This text by Chandra-Milena Danielzik deals with reproductions of racism and exclusions in the field of global learning or education for sustainable development.

Abstract: A postcolonial and racism-critical analysis perspective makes clear that historically grown (colonial) power and domination relations are not fundamentally questioned in the fields of Global Learning and Education for Sustainable Development. In their current orientation, both pedagogical fields of action thereby contribute to the stabilization of inequality relations on a social, political and economic level, both in the North-South context and within the German migration society. In order to counteract a reproduction of power asymmetries, the universal character of European development imperatives would have to be deconstructed through the ideological foundation as well as through the materials, thereby decentralizing Europe as a norm.

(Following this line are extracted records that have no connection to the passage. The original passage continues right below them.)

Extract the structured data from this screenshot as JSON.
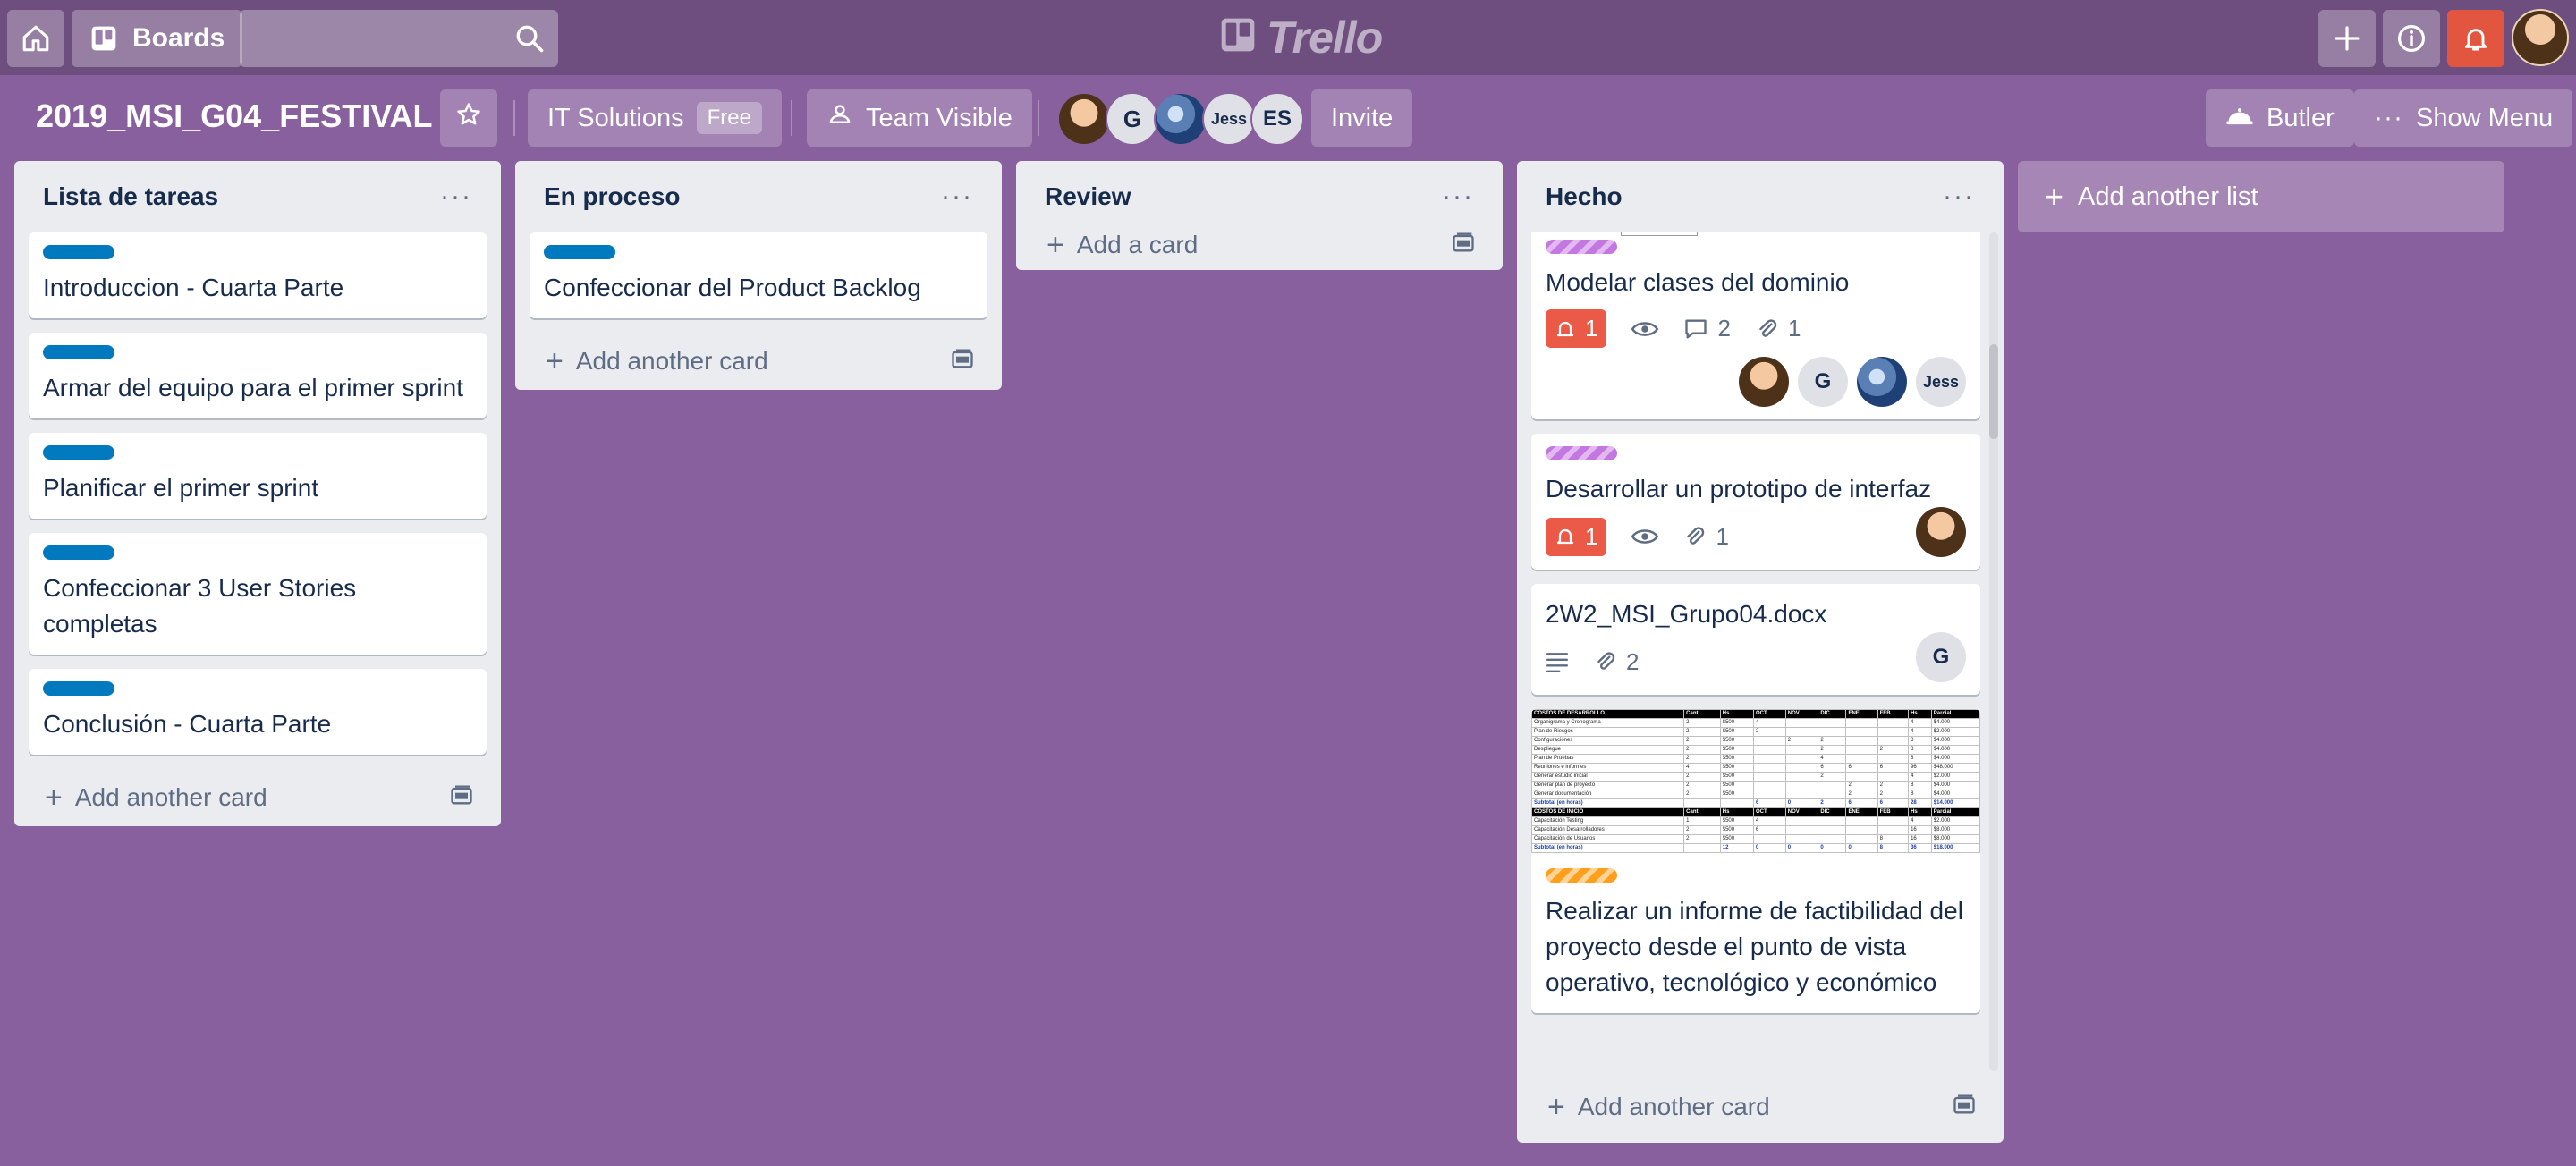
{
  "header": {
    "boards_label": "Boards",
    "search_placeholder": "",
    "logo_text": "Trello"
  },
  "board": {
    "title": "2019_MSI_G04_FESTIVAL",
    "team_name": "IT Solutions",
    "team_plan": "Free",
    "visibility": "Team Visible",
    "members": [
      "",
      "G",
      "",
      "Jess",
      "ES"
    ],
    "invite_label": "Invite",
    "butler_label": "Butler",
    "show_menu_label": "Show Menu"
  },
  "lists": [
    {
      "title": "Lista de tareas",
      "cards": [
        "Introduccion - Cuarta Parte",
        "Armar del equipo para el primer sprint",
        "Planificar el primer sprint",
        "Confeccionar 3 User Stories completas",
        "Conclusión - Cuarta Parte"
      ],
      "add_label": "Add another card"
    },
    {
      "title": "En proceso",
      "cards": [
        "Confeccionar del Product Backlog"
      ],
      "add_label": "Add another card"
    },
    {
      "title": "Review",
      "cards": [],
      "add_label": "Add a card"
    },
    {
      "title": "Hecho",
      "add_label": "Add another card",
      "cards": [
        {
          "title": "Modelar clases del dominio",
          "due_count": "1",
          "comments": "2",
          "attachments": "1",
          "members": [
            "",
            "G",
            "",
            "Jess"
          ]
        },
        {
          "title": "Desarrollar un prototipo de interfaz",
          "due_count": "1",
          "attachments": "1"
        },
        {
          "title": "2W2_MSI_Grupo04.docx",
          "attachments": "2",
          "members": [
            "G"
          ]
        },
        {
          "title": "Realizar un informe de factibilidad del proyecto desde el punto de vista operativo, tecnológico y económico"
        }
      ]
    }
  ],
  "add_list_label": "Add another list",
  "colors": {
    "background": "#89609e",
    "topbar": "#6e4e7f",
    "label_blue": "#0079bf",
    "badge_red": "#eb5a46"
  }
}
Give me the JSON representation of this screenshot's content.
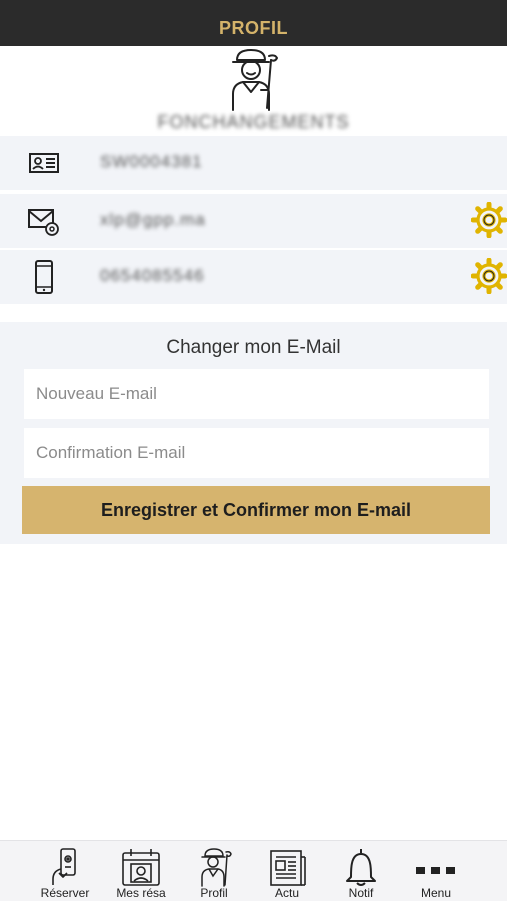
{
  "header": {
    "title": "PROFIL"
  },
  "profile": {
    "name": "FONCHANGEMENTS",
    "id_number": "SW0004381",
    "email": "xlp@gpp.ma",
    "phone": "0654085546"
  },
  "change_email": {
    "title": "Changer mon E-Mail",
    "new_placeholder": "Nouveau E-mail",
    "confirm_placeholder": "Confirmation E-mail",
    "save_label": "Enregistrer et Confirmer mon E-mail"
  },
  "bottom_nav": [
    {
      "label": "Réserver",
      "icon": "phone-booking-icon"
    },
    {
      "label": "Mes résa",
      "icon": "calendar-user-icon"
    },
    {
      "label": "Profil",
      "icon": "golfer-icon"
    },
    {
      "label": "Actu",
      "icon": "newspaper-icon"
    },
    {
      "label": "Notif",
      "icon": "bell-icon"
    },
    {
      "label": "Menu",
      "icon": "more-dots-icon"
    }
  ],
  "colors": {
    "header_bg": "#2b2b2b",
    "accent": "#d4b36a",
    "gear": "#e0b400",
    "section_bg": "#f2f4f8"
  }
}
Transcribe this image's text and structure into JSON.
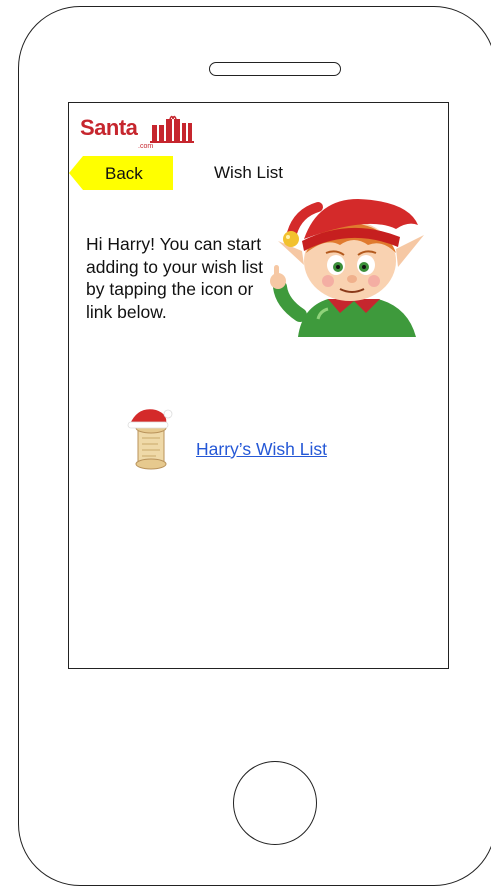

This requires a willingness to ‘dig under one’s feet’ to begin an active process of unlearning one’s dominant knowledge.

Keywords: asymmetric globality, power asymmetry, development discourse, global learning, postcolonialism.

Chandra-Milena Danielzik 2013: Superiority thinking does not fall from the sky. Postcolonial perspectives on global learning and education for sustainable development.. In: ZEP – Zeitschrift für internationale Bildungsforschung und Entwicklungspädagogik Vol. 36 no. 1, pp. 26-33.